Background & Aims
Oxidative stress is recognized as a major driver of nonalcoholic steatohepatitis (NASH) progression. The transcription factor NRF2 and its negative regulator KEAP1 are master regulators of redox, metabolic and protein homeostasis, detoxification and appear therefore as attractive drug targets for the treatment of NASH.
Molecular modeling as well X-ray crystallography were used to design S217879 as a small molecule disrupting the KEAP1-NRF2 interaction. S217879 was highly characterized using various molecular and cellular assays. It was then evaluated in two different NASH-relevant preclinical models, namely the methionine and choline-deficient diet (MCD) and Diet-induced Obesity NASH (DIO NASH) mouse model.
Molecular and cell-based assays confirmed that S217879 is a highly potent and selective NRF2 activator with marked anti-inflammatory properties as shown in primary human PBMCs. S217879 treatment for 2 weeks led in MCD mice to a dose-dependent reduction in NAFLD activity score (NAS) while significantly increasing liver Nqo1 mRNA levels, a specific NRF2 target engagement biomarker. In DIO NASH mice, S217879 treatment resulted in a significant improvement of established liver injury with clear reduction in both NAS score as well as liver fibrosis. Alpha SMA and Col1A1 staining as well as quantification of liver hydroxyproline levels confirmed the reduction in liver fibrosis in response to S217879. RNA seq analyses revealed major alterations in the liver transcriptome in response to S217879 with activation of NRF2-dependent gene transcription as well as a marked inhibition of key signaling pathways driving disease progression.

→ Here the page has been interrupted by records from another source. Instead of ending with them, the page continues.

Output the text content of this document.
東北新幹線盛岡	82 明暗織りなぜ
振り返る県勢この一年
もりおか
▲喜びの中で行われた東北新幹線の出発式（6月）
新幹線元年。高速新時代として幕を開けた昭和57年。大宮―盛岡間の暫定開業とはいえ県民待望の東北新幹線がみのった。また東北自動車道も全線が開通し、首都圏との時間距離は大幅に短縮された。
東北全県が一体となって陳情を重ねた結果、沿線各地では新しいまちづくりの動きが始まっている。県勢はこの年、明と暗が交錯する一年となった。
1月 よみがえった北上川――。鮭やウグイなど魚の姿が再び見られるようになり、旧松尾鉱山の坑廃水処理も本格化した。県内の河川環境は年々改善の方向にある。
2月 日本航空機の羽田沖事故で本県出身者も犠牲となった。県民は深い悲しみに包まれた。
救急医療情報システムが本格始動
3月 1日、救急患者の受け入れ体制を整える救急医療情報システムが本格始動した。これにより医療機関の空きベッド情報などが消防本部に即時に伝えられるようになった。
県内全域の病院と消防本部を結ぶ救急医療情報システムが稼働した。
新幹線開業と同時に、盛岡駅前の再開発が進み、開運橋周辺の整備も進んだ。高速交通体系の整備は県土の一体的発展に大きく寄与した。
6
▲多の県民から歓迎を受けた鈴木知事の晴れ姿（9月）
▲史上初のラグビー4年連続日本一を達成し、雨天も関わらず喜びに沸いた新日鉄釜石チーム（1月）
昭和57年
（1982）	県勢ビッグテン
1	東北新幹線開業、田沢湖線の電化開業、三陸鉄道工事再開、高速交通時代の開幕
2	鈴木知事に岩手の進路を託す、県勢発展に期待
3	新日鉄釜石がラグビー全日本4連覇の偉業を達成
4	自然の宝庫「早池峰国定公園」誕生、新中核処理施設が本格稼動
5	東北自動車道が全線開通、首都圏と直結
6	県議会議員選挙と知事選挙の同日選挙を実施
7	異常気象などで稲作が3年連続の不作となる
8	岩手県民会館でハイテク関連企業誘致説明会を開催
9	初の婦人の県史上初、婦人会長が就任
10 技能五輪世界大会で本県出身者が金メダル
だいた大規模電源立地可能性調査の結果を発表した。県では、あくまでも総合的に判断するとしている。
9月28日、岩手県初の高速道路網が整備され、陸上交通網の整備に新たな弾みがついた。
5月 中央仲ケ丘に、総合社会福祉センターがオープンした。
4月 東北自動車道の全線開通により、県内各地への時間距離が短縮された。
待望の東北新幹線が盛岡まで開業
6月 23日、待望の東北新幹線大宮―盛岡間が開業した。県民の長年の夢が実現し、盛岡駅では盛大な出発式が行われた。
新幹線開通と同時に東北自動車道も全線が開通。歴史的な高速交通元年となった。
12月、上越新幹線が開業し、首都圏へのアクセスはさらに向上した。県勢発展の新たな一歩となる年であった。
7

These results highlight the potential of selective disruption of NRF2-KEAP1 interaction for the treatment of NASH and liver fibrosis.

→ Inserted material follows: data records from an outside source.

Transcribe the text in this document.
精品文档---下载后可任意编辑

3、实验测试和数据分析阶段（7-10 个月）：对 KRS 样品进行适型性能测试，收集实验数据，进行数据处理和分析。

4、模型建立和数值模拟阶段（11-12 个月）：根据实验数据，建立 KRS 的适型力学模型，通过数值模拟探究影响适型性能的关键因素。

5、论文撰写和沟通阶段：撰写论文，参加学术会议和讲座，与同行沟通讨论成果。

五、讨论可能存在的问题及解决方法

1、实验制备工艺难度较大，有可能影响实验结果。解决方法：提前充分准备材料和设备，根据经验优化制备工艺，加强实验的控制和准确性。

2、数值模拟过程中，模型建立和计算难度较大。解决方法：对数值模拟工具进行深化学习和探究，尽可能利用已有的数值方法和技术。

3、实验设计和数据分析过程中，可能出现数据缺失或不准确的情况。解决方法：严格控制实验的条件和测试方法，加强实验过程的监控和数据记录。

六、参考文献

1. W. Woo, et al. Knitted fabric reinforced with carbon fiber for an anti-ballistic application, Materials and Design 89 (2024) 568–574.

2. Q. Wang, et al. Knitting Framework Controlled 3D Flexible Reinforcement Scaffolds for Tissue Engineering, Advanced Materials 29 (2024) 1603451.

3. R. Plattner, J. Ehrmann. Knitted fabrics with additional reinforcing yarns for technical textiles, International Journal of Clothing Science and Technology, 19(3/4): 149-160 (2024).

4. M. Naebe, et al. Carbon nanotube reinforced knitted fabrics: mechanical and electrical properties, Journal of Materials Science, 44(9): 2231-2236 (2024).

We report the discovery of S217879 as a potent and selective NRF2 activator with good pharmacokinetic properties. By disrupting the KEAP1-NRF2 interaction, S217879 triggers the up-regulation of the antioxidant response and the coordinated regulation of a wide spectrum of genes involved with NASH disease progression leading ultimately to the reduction of both NASH and liver fibrosis progression in mice.